The European Central Bank (ECB) has released a new research report regarding Central Bank Digital Currencies (CNBC’s). He opposes them to stablecoins, and judges that institutions are the only ones able to preserve monetary stability.
ECB studies central bank digital currencies
“Wasteful”, not stable enough, expensive… The European Central Bank (ECB) has never hidden its great distrust of crypto-assets. And this, even if it relied on the blockchain to carry out tests concerning its future digital euro.
The institution is indeed playing a balancing act: it is teaming up with Tezos (XTZ) to see if the blockchain can serve it… While shouting out loud when it comes to euro stablecoins. It thus recently wished to have a right of veto on the latter.
A new ECB research report confirms this position with regard to MNBCs. This is based on 150 academic works and targets particular questions of privacy. Regarding consumer expectations, the report points to an apparent inconsistency that extends beyond the restricted circle of cryptocurrencies:
Although consumers tend to place a high value on privacy in their survey responses, they still tend to give away their data for free , or in exchange for very small rewards.
The report cites several reasons for this, which mainly relate to a lack of information and knowledge. Hence a concern: will market forces be able to protect the privacy of users, if they are already unable to do so themselves?
MNBCs, the only “real” alternative to cash?
The ECB report also points to the obsolete appearance of cash, considered dated:
“ Since cash is only available in physical form, it […] is not ‘appropriate’ for the digital age . Regulations that aim to maintain their widespread use are likely to incur large economic costs without clear benefits. »

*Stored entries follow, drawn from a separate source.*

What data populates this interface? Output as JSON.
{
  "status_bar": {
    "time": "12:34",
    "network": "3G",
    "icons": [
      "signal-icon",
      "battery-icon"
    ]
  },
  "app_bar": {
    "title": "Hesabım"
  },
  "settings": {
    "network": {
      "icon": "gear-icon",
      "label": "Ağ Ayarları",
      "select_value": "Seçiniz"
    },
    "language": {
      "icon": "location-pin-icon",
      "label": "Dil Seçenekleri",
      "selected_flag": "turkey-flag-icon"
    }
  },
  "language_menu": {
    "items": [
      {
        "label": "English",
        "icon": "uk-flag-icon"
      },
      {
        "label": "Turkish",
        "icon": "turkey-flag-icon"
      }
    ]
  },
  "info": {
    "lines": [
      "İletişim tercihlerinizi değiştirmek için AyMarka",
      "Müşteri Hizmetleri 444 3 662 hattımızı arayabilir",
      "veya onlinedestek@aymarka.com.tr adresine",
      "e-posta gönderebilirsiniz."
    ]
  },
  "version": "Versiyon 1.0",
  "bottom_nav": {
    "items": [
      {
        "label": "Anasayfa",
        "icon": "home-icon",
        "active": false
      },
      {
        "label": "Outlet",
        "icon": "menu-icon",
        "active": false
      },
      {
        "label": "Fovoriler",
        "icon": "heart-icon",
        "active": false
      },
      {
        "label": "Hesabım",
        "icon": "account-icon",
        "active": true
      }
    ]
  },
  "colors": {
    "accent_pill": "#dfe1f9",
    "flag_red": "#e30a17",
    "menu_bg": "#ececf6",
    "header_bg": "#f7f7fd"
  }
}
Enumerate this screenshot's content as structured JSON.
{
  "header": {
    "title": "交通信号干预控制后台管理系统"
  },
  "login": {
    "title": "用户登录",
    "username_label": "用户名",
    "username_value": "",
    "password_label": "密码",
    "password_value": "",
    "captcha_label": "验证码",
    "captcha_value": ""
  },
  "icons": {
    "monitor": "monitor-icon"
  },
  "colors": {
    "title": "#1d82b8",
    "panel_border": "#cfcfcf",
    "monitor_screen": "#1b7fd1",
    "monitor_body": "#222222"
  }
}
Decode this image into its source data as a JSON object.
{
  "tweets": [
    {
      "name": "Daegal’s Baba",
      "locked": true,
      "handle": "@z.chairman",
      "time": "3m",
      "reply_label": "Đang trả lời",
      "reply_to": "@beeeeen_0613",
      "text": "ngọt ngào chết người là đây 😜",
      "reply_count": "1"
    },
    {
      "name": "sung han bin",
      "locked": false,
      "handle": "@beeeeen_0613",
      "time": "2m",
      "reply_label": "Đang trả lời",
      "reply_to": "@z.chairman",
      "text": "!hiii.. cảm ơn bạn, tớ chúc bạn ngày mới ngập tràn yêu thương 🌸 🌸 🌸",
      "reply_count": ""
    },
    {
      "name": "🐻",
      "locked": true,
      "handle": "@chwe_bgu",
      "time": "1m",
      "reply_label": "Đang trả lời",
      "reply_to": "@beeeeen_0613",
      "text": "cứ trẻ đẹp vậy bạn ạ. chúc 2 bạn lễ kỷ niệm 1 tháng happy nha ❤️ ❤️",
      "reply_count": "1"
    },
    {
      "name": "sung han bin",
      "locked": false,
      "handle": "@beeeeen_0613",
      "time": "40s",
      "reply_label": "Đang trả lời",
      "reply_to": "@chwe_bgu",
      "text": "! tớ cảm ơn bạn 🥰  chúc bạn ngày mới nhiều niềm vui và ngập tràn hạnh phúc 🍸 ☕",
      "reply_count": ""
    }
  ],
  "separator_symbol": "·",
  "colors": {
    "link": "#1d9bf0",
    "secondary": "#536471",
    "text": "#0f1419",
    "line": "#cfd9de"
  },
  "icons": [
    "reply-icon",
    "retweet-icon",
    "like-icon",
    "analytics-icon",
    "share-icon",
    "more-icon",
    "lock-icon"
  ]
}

This is a point on which the majority of the crypto community agrees. But the ECB, however, considers central bank digital currencies to be the only “viable” alternatives to cash. The reason? Cryptocurrencies are deemed still too unstable and could unbalance the Eurozone, according to the report:
The introduction of digital cash in the form of MNBC appears to be the only solution to guarantee a smooth continuation of the current monetary system .
The ECB fears for the “monetary sovereignty” of the euro, in particular the mixture – which it describes as explosive – of BigTech and cryptocurrencies , in particular stablecoins. She thus cites the Terra affair as a concrete example of the related risks.
For an institution whose goal is to preserve the euro, this positioning is not really a surprise. However, it is questionable whether the ECB is aware of the speed at which payment ecosystems are changing. Its digital euro project will not see the light of day before at least 2025. This is particularly late when other regions of the world already have to function MNBCs.